Scleroderma, or systemic sclerosis, is a chronic autoimmune condition characterized by the abnormal buildup of connective tissue throughout the body. Musculoskeletal pain is a highly common feature of the disease. This process affects the skin, causing it to harden, and also impacts internal organs and joint structures, frequently leading to discomfort and reduced function. Joint pain is often among the earliest symptoms and is a major focus of management.
What Scleroderma Is and Its Link to Joints
Scleroderma is classified as an autoimmune rheumatic disease where the immune system mistakenly attacks its own tissues, resulting in the overproduction of collagen. This excessive collagen deposition, called fibrosis, causes the skin, blood vessels, and internal organs to thicken and harden. When the disease affects areas beyond the skin, it is termed systemic sclerosis, which is the form most associated with significant joint involvement.
Musculoskeletal pain is a frequent complaint, affecting between 40% and 80% of those with systemic sclerosis. Patients often report joint stiffness and pain, which can be an early sign of the condition, sometimes preceding a formal diagnosis. The disease is broadly categorized into limited and diffuse forms; joint symptoms, including tendon friction rubs and contractures, are often more problematic in the diffuse type. Joint problems arise because the same pathological process that stiffens the skin also impacts the connective tissues supporting movement.
How Scleroderma Affects Joint Tissue
Joint discomfort in scleroderma is rooted in the widespread fibrosis and inflammation characteristic of the disease. The joint lining, known as the synovium, can become inflamed, leading to synovitis. This inflammation within the joint space causes pain and swelling similar to other forms of inflammatory arthritis.
Beyond the joint itself, surrounding structures are also impacted by the buildup of scar-like tissue. Tendon sheaths, the coverings that protect tendons, can develop inflammatory fibrinous deposits. This causes a painful sensation of scraping or rubbing when the joint moves, known as tendon friction rubs. These rubs are particularly common in the wrists and ankles of patients with diffuse systemic sclerosis. The combination of synovial inflammation and fibrosis contributes significantly to persistent pain and stiffness.

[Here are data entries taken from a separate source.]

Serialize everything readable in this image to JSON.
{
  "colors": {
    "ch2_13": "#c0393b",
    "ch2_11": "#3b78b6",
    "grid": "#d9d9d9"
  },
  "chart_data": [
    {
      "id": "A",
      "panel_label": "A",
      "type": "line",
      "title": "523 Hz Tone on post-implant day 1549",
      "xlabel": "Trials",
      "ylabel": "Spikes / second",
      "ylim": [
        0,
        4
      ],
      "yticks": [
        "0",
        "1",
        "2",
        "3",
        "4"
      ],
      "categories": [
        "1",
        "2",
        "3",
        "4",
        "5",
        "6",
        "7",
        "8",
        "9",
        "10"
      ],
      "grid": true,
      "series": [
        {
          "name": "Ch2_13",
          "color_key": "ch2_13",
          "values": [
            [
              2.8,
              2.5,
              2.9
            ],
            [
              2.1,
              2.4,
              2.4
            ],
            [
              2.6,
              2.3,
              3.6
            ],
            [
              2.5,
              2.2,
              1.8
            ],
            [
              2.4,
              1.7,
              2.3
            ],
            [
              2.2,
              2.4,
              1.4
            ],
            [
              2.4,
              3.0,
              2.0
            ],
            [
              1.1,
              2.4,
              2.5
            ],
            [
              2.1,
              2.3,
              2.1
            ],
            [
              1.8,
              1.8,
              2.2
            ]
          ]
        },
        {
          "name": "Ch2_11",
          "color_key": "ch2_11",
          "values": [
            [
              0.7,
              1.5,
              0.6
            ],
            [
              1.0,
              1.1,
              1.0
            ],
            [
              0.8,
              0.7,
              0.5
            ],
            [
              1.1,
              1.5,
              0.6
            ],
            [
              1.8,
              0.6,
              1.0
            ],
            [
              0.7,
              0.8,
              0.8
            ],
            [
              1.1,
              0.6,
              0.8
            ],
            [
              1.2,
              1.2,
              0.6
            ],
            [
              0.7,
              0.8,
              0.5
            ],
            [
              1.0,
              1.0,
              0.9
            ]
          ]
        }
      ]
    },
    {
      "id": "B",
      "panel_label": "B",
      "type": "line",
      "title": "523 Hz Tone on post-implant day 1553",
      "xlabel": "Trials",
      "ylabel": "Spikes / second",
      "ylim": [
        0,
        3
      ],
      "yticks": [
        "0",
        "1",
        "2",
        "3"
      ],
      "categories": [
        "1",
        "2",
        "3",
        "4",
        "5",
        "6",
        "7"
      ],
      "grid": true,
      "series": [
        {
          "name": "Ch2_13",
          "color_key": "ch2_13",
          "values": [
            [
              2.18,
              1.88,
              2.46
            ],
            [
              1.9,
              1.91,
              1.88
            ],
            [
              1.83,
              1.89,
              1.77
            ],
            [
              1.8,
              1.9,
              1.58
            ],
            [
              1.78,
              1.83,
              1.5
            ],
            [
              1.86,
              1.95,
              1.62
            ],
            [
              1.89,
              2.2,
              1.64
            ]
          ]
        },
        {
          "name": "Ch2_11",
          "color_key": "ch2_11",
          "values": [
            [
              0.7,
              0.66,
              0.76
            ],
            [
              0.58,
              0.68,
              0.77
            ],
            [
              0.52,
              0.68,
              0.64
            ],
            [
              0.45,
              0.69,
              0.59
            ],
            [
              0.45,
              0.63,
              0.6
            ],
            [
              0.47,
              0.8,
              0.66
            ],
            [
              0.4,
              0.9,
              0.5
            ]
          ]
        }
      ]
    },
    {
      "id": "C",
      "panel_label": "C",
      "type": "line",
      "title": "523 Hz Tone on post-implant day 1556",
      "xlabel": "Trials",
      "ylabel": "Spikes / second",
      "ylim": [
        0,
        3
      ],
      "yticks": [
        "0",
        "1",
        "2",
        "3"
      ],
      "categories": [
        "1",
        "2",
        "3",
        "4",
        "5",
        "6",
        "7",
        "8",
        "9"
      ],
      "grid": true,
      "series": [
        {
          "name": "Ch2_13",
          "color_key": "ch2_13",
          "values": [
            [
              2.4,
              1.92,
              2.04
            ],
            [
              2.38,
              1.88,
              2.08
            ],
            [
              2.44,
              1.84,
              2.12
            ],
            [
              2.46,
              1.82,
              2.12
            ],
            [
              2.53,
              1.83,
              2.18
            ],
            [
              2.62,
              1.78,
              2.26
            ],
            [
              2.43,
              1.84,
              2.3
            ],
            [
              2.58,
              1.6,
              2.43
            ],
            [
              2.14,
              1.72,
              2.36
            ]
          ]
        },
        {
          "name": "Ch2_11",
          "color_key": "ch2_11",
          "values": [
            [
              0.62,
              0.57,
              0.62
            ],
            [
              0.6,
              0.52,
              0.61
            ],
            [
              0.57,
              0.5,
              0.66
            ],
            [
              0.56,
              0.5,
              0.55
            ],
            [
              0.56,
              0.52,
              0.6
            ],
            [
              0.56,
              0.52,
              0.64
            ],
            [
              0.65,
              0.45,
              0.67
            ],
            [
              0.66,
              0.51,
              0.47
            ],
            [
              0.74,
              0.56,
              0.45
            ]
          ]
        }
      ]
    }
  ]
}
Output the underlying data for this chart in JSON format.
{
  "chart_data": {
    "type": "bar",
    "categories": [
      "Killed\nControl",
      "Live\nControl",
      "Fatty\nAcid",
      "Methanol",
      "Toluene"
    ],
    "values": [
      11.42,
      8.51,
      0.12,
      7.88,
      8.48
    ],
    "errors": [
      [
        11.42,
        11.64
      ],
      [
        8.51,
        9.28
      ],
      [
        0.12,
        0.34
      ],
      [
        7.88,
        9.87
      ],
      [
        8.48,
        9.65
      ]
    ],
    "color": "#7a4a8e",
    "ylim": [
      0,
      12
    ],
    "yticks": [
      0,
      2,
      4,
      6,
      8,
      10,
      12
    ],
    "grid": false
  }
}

Distinguishing Joint Pain from Joint Contractures
Scleroderma patients experience several distinct types of musculoskeletal problems, requiring differentiation of the source of discomfort. One common symptom is arthralgia, which is joint pain without clear signs of inflammation, swelling, or damage on imaging. This pain is often symmetrical and affects multiple joints, particularly in the hands. True inflammatory arthritis, or synovitis, involves detectable inflammation of the joint lining, presenting with swelling, warmth, and tenderness.
A separate, often more debilitating, issue is the development of joint contractures, which are fixed deformities that severely limit the range of motion. These contractures are typically caused by the tightening and thickening of the skin and underlying connective tissue, not damage inside the joint. As the skin around a joint, such as the fingers or elbows, becomes hard and inelastic, it physically pulls the joint into a bent position. This makes it difficult or impossible to fully straighten the limb. Understanding whether the problem is inflammatory pain, non-inflammatory pain, or mechanical restriction is important for directing appropriate treatment.
Managing Scleroderma-Related Joint Discomfort
Managing joint discomfort requires a comprehensive approach targeting both inflammation and mechanical restrictions. For mild pain or occasional inflammatory flares, nonsteroidal anti-inflammatory drugs (NSAIDs) may be used. Their use must be monitored due to potential side effects on the kidneys and digestive system. In cases of true inflammatory arthritis, low-dose corticosteroids or disease-modifying anti-rheumatic drugs (DMARDs) may be prescribed to suppress immune activity.
Non-pharmacological strategies are equally important, especially for combating stiffness and contractures. Physical and occupational therapy are essential to maintain strength and mobility through regular range-of-motion exercises. Consistent stretching helps keep the skin and joints flexible and can slow the progression of fixed deformities. Applying heat and cold therapy can also provide localized relief; heat helps ease stiffness, and cold reduces inflammation in a painful joint.